Canyons (The)

Canyons (The)
Titre original:Canyons (The)
Réalisateur:Paul Schrader
Sortie:Cinéma
Durée:100 minutes
Date:19 mars 2014
Note:

Ryan, un jeune acteur qui galère dans des petits boulots alimentaires, a réussi à décrocher le premier rôle dans un film d’horreur, grâce à sa copine Gina, l’assistante du producteur Christian. Pour la remercier, il accepte d’assister à un dîner informel avec Gina, Christian et Tara, la compagne de ce dernier. En fin de repas, Christian se vante des pratiques sexuelles très libres de son couple. Un aveu qui met visiblement mal à l’aise Tara et qui a l’air de choquer Ryan. La principale raison pour son indignation est toutefois qu’il avait eu une relation avec Tara dans le passé et qu’ils ont recommencé à se voir, à l’insu de leurs conjoints.

Critique de Mulder

Souvent les étudiants en cinéma en fin de cycle universitaire ou d’école de cinéma tentent de monter leur premier film avec un budget très réduit afin de se faire connaître et repérer lors de nombreux festivals mondiaux comme celui du film de Sundance aux Etats-Unis (Utah). Le film The Canyons tient malgré la présence de deux comédiens connus et d’un scénariste et réalisateur expérimentés du pari audacieux et d’une réelle volonté de liberté artistique. Paul Schrader avant d’entamer une carrière comme réalisateur est déjà de formation scénariste pour des grands réalisateurs comme Martin Scorsese (Taxi Driver (1976), Raging Bull (1980), Brian de Palma (Obsession (1976)) et Sydney Pollack (Yakuza (1974)). Depuis son premier film en 1978 (Blue Collar), il a pu approcher différents genres avec succès le drame (American  Gigolo ((1980)), le fantastique (La féline (1982)), le thriller (Les amants éternels (1999))…

The Canyons traite donc du milieu du cinéma indépendant de  Los Angeles et présente ainsi deux couples le premier est formé d’un jeune producteur de films (christian) et d’une actrice (Tara) et le second d’un acteur et ex-petit ami de Tara (et amant de celle-ci) et de l’assistante de Christian. Les rapports entre ces deux couples à la vie opposée permettent au scénariste Bret Easton Ellis de nous présenter une nouvelle fois un monde perverti où l’argent, le sexe et les déviances de toutes sortes sont omni-présentes.

Ce film s’apparente ainsi plus à du cinéma d’art et d’essai et sur la trame d’une comédie dramatique permet au réalisateur de donner le premier rôle masculin à James Deen un acteur spécialisé dans les films pour adulte et à une actrice actuellement plus connue pour ses multiples peines de prisons et son emprise à de multiples substances  illégales.
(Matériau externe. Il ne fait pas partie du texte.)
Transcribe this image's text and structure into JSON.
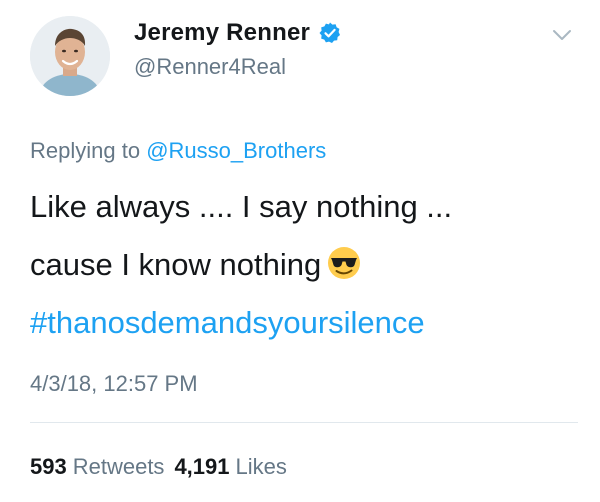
{
  "author": {
    "display_name": "Jeremy Renner",
    "handle": "@Renner4Real",
    "verified": true
  },
  "reply": {
    "prefix": "Replying to",
    "mention": "@Russo_Brothers"
  },
  "tweet": {
    "line1": "Like always .... I say nothing ...",
    "line2": "cause I know nothing",
    "emoji": "smiling-face-with-sunglasses",
    "hashtag": "#thanosdemandsyoursilence"
  },
  "timestamp": "4/3/18, 12:57 PM",
  "stats": {
    "retweets_count": "593",
    "retweets_label": "Retweets",
    "likes_count": "4,191",
    "likes_label": "Likes"
  },
  "colors": {
    "link": "#1da1f2",
    "secondary_text": "#657786",
    "primary_text": "#14171a",
    "divider": "#e1e8ed"
  },
  "icons": {
    "verified": "verified-badge-icon",
    "menu": "chevron-down-icon"
  }
}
Il est donc loin le temps où Lindsay Lohan jouait dans des comédies populaires et tout public. Son personnage dans ce film se confond donc assez facilement avec ce qu’elle est réellement. Le réalisateur en profite donc pour brouiller les pistes et mélanger les genres. Nous passons donc de la comédie romantique au thriller pur et dur.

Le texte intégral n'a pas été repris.